Einige der Verdächtigen seien dem Gericht vorgeführt worden, um die Dauer der Untersuchungshaft zu verlängern, berichtete die Zeitung "Haaretz". Familienangehörige des ermordeten 16-Jährigen hätten erklärt, sie seien bislang nicht über die Festnahmen informiert worden, obwohl ihnen die Polizei versprochen habe, sie würden als erste über jede Entwicklung unterrichtet.
Der am Mittwoch tot aufgefundene 16-jährige Mohammed Abu Chedair war nach Palästinenserangaben bei lebendigem Leibe verbrannt worden, nachdem er einen heftigen Schlag auf den Kopf erhalten hatte. In Luftröhre und Lunge des Teenagers seien Spuren von Rauch gefunden worden, teilte der palästinensische Generalstaatsanwalt nach einem vorläufigen Autopsiebericht mit. Von israelischer Seite gab es für die Schlussfolgerungen keine Bestätigung.
Palästinenserpräsident Mahmud Abbas forderte in einem Brief an UN-Generalsekretär Ban Ki Moon eine internationale Untersuchung des Mordes. Radikale jüdische Siedlergruppen müssten als Terrororganisationen eingestuft werden, sagte er bei einem Treffen mit dem UN-Gesandten Robert Serry in Ramallah.

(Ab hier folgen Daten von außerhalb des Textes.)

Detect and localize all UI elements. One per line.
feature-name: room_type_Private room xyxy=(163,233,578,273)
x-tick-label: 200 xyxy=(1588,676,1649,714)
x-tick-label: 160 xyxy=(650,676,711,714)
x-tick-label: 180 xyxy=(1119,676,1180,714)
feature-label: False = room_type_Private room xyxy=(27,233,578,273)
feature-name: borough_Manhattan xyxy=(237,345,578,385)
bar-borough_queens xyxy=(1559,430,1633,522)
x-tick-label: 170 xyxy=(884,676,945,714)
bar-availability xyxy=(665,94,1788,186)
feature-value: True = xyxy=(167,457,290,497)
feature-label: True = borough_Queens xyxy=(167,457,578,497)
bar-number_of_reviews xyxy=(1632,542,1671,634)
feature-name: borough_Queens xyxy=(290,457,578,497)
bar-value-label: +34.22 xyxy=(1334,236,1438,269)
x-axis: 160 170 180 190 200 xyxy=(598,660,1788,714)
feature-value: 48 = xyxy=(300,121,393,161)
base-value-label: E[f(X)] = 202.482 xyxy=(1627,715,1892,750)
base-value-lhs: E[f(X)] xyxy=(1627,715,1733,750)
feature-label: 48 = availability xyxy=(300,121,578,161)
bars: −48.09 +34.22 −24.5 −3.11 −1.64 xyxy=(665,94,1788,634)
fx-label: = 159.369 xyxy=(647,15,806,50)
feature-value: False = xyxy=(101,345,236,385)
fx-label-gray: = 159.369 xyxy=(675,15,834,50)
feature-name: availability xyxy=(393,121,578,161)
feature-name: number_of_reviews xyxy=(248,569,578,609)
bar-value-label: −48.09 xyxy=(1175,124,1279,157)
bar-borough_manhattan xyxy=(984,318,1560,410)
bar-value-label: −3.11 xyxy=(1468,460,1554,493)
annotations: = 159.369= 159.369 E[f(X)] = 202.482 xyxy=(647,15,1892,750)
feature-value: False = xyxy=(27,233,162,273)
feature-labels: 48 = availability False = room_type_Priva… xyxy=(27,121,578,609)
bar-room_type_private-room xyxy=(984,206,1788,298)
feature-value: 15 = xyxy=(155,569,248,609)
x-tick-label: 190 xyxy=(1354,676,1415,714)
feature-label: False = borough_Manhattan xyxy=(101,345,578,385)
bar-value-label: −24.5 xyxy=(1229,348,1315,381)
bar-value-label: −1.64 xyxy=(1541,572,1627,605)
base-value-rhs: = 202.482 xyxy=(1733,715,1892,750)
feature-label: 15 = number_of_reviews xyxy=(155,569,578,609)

Der Mord an dem jungen Araber sowie vorher an drei jüdischen Teenagern hatte einen der schlimmsten Gewaltausbrüche in Israel seit Jahren ausgelöst. Israels Luftwaffe und die im Gazastreifen herrschende Hamas setzten ihren Schlagabtausch am Sonntag trotz ägyptischer Bemühungen um eine Waffenruhe fort. Der israelische Ministerpräsident Benjamin Netanjahu mahnte zu Zurückhaltung im Konflikt mit den Palästinensern.
Israel leitete eine Untersuchung von Vorwürfen ein, Grenzpolizisten hätten einen palästinensischen US-Staatsbürger verprügelt. Bei dem Prügelopfer handelte sich nach den Berichten um den Cousin des ermordeten 16-jährigen Palästinensers. Israelische Medien zeigten am Wochenende ein Video, auf dem zu sehen ist, wie Polizisten auf eine auf dem Boden liegende Person einschlagen und -treten.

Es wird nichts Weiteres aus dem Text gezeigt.